In terms of a favorite…..no, don’t make me pick! They’re all my favorite!

But I really want the dinosaur bones cape Mary Anning is wearing to be a real thing I could buy.

TRC: This is probably a tough question, but do you have a favorite forgotten female historical figure?  What about a favorite not-so-forgotten one?

ML: Again I scream DON’T MAKE ME CHOOSE! They’re all my favorites! So instead of picking favorites among the 52 women in the book, my favorite less forgotten and unfeatured woman (but who the first woman I featured as part of #BygoneBadassBroads on twitter) is Mary Shelley. My first book is a Frankenstein retelling, so she and her wild life have a special place in my heart. They form the foundation of my career, both in terms of the subject matter of my book, and the fact that she established the place of women women in speculative fiction, and I feel I owe her a debt for that.

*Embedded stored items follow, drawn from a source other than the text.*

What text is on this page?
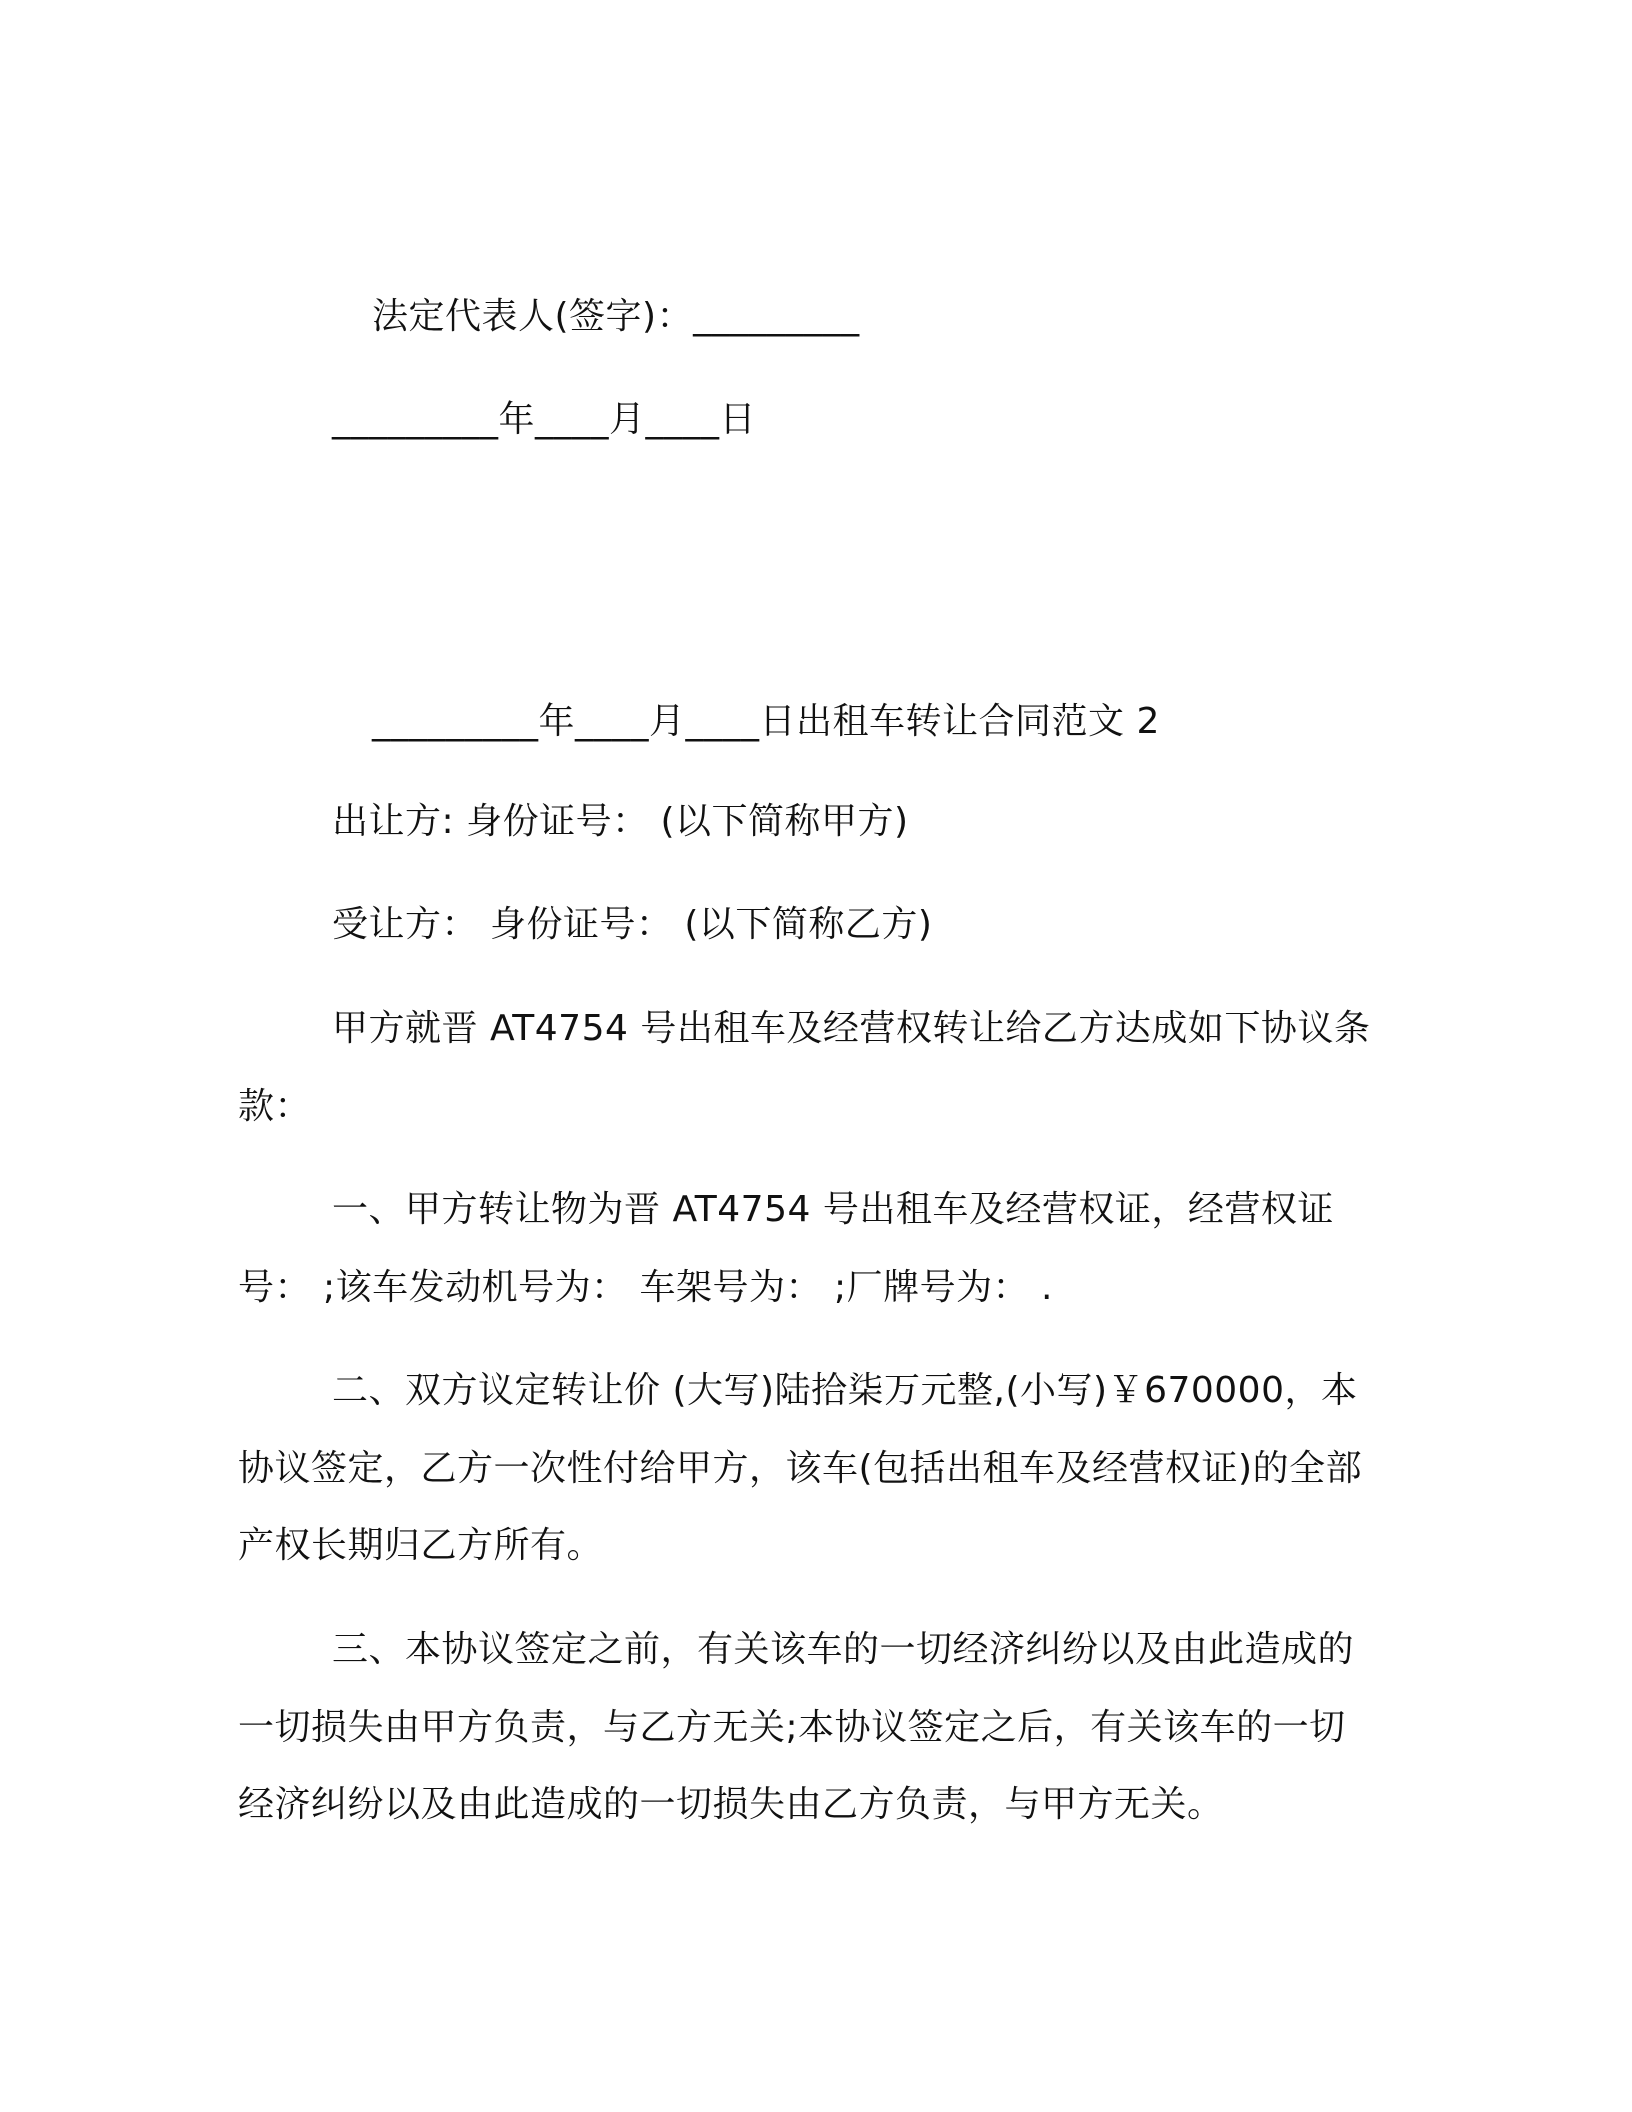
法定代表人(签字)：_________
_________年____月____日
_________年____月____日出租车转让合同范文 2
出让方: 身份证号： (以下简称甲方)
受让方： 身份证号： (以下简称乙方)
甲方就晋 AT4754 号出租车及经营权转让给乙方达成如下协议条
款：
一、甲方转让物为晋 AT4754 号出租车及经营权证，经营权证
号： ;该车发动机号为： 车架号为： ;厂牌号为： .
二、双方议定转让价 (大写)陆拾柒万元整,(小写)￥670000，本
协议签定，乙方一次性付给甲方，该车(包括出租车及经营权证)的全部
产权长期归乙方所有。
三、本协议签定之前，有关该车的一切经济纠纷以及由此造成的
一切损失由甲方负责，与乙方无关;本协议签定之后，有关该车的一切
经济纠纷以及由此造成的一切损失由乙方负责，与甲方无关。
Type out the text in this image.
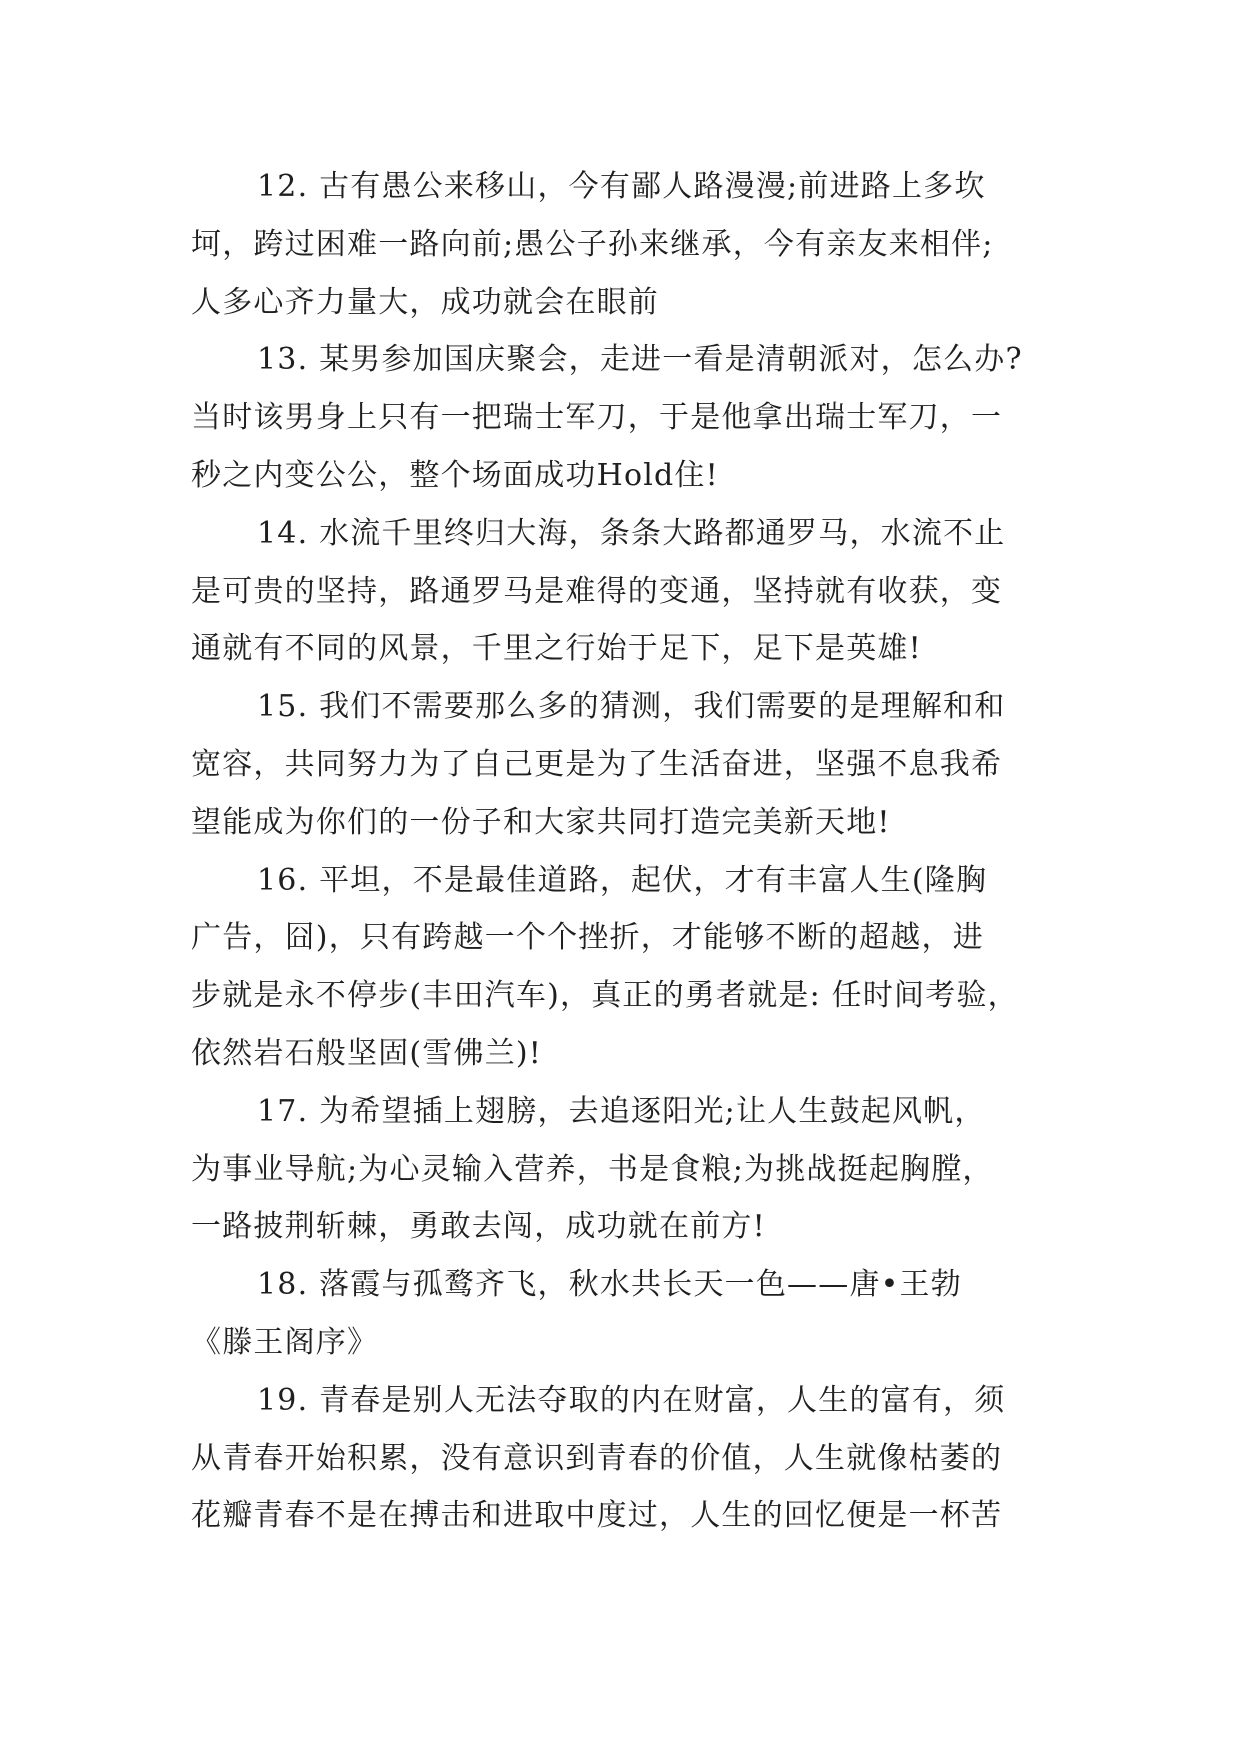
12. 古有愚公来移山，今有鄙人路漫漫;前进路上多坎
坷，跨过困难一路向前;愚公子孙来继承，今有亲友来相伴;
人多心齐力量大，成功就会在眼前
13. 某男参加国庆聚会，走进一看是清朝派对，怎么办?
当时该男身上只有一把瑞士军刀，于是他拿出瑞士军刀，一
秒之内变公公，整个场面成功Hold住!
14. 水流千里终归大海，条条大路都通罗马，水流不止
是可贵的坚持，路通罗马是难得的变通，坚持就有收获，变
通就有不同的风景，千里之行始于足下，足下是英雄!
15. 我们不需要那么多的猜测，我们需要的是理解和和
宽容，共同努力为了自己更是为了生活奋进，坚强不息我希
望能成为你们的一份子和大家共同打造完美新天地!
16. 平坦，不是最佳道路，起伏，才有丰富人生(隆胸
广告，囧)，只有跨越一个个挫折，才能够不断的超越，进
步就是永不停步(丰田汽车)，真正的勇者就是: 任时间考验，
依然岩石般坚固(雪佛兰)!
17. 为希望插上翅膀，去追逐阳光;让人生鼓起风帆，
为事业导航;为心灵输入营养，书是食粮;为挑战挺起胸膛，
一路披荆斩棘，勇敢去闯，成功就在前方!
18. 落霞与孤鹜齐飞，秋水共长天一色——唐•王勃
《滕王阁序》
19. 青春是别人无法夺取的内在财富，人生的富有，须
从青春开始积累，没有意识到青春的价值，人生就像枯萎的
花瓣青春不是在搏击和进取中度过，人生的回忆便是一杯苦
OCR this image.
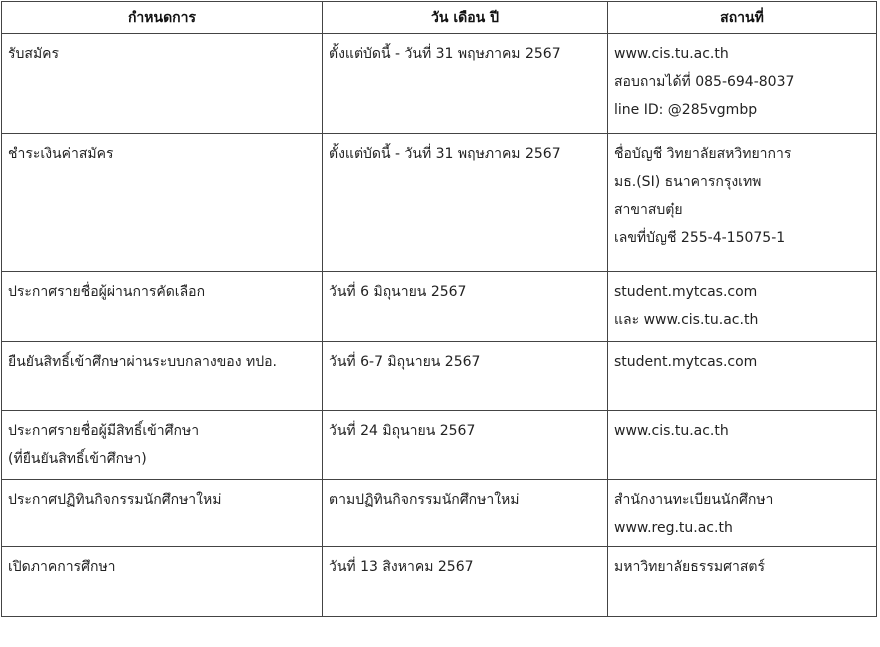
กำหนดการ	วัน เดือน ปี	สถานที่

รับสมัคร	ตั้งแต่บัดนี้ - วันที่ 31 พฤษภาคม 2567	www.cis.tu.ac.th
สอบถามได้ที่ 085-694-8037
line ID: @285vgmbp

ชำระเงินค่าสมัคร	ตั้งแต่บัดนี้ - วันที่ 31 พฤษภาคม 2567	ชื่อบัญชี วิทยาลัยสหวิทยาการ
มธ.(SI) ธนาคารกรุงเทพ
สาขาสบตุ๋ย
เลขที่บัญชี 255-4-15075-1

ประกาศรายชื่อผู้ผ่านการคัดเลือก	วันที่ 6 มิถุนายน 2567	student.mytcas.com
และ www.cis.tu.ac.th

ยืนยันสิทธิ์เข้าศึกษาผ่านระบบกลางของ ทปอ.	วันที่ 6-7 มิถุนายน 2567	student.mytcas.com

ประกาศรายชื่อผู้มีสิทธิ์เข้าศึกษา
(ที่ยืนยันสิทธิ์เข้าศึกษา)	วันที่ 24 มิถุนายน 2567	www.cis.tu.ac.th

ประกาศปฏิทินกิจกรรมนักศึกษาใหม่	ตามปฏิทินกิจกรรมนักศึกษาใหม่	สำนักงานทะเบียนนักศึกษา
www.reg.tu.ac.th

เปิดภาคการศึกษา	วันที่ 13 สิงหาคม 2567	มหาวิทยาลัยธรรมศาสตร์
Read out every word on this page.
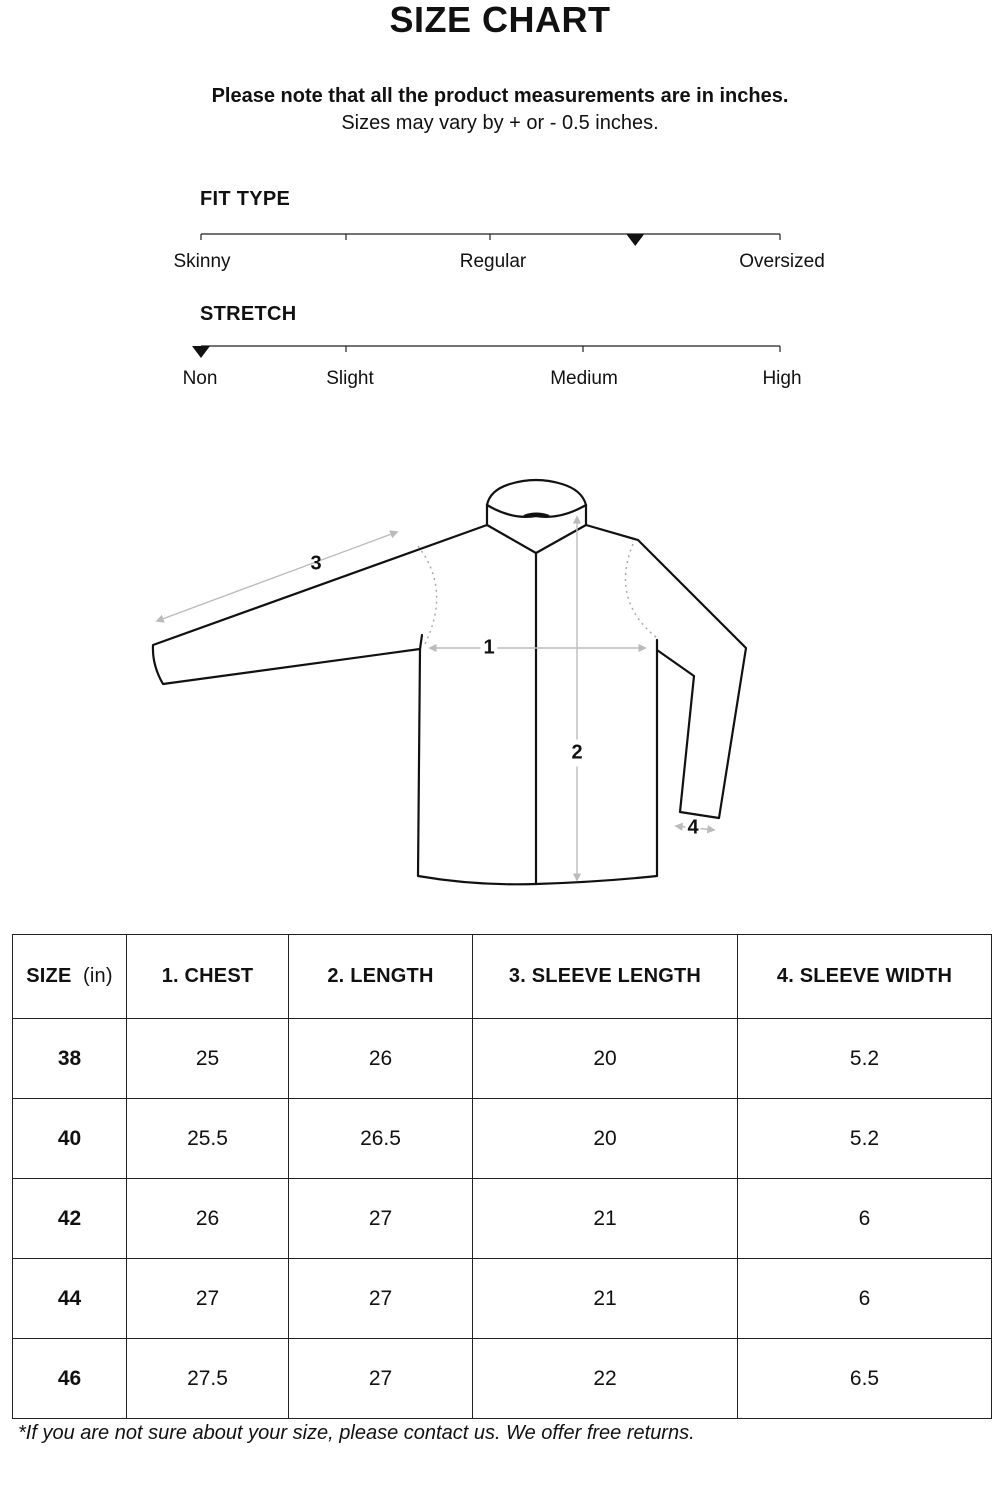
SIZE CHART
Please note that all the product measurements are in inches.
Sizes may vary by + or - 0.5 inches.
FIT TYPE
Skinny	Regular	Oversized
STRETCH
Non	Slight	Medium	High
1
2
3
4
SIZE (in)	1. CHEST	2. LENGTH	3. SLEEVE LENGTH	4. SLEEVE WIDTH
38	25	26	20	5.2
40	25.5	26.5	20	5.2
42	26	27	21	6
44	27	27	21	6
46	27.5	27	22	6.5
*If you are not sure about your size, please contact us. We offer free returns.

TRC: If you could spend a day with any of the women featured in BYGONE BADASS BROADS, either in her era or ours, who would you choose and why? What would you two do?

ML: NO WHY DO YOU DO THIS TO ME IT IS SO HARD TO CHOOSE. I would never want to time travel because cholera and no clean water or internet. So I’d make her come to modern day. I would probably spend a day with La Maupin, the bisexual swordswoman opera singer hell raiser of 1600s Paris. It would be a day to remember.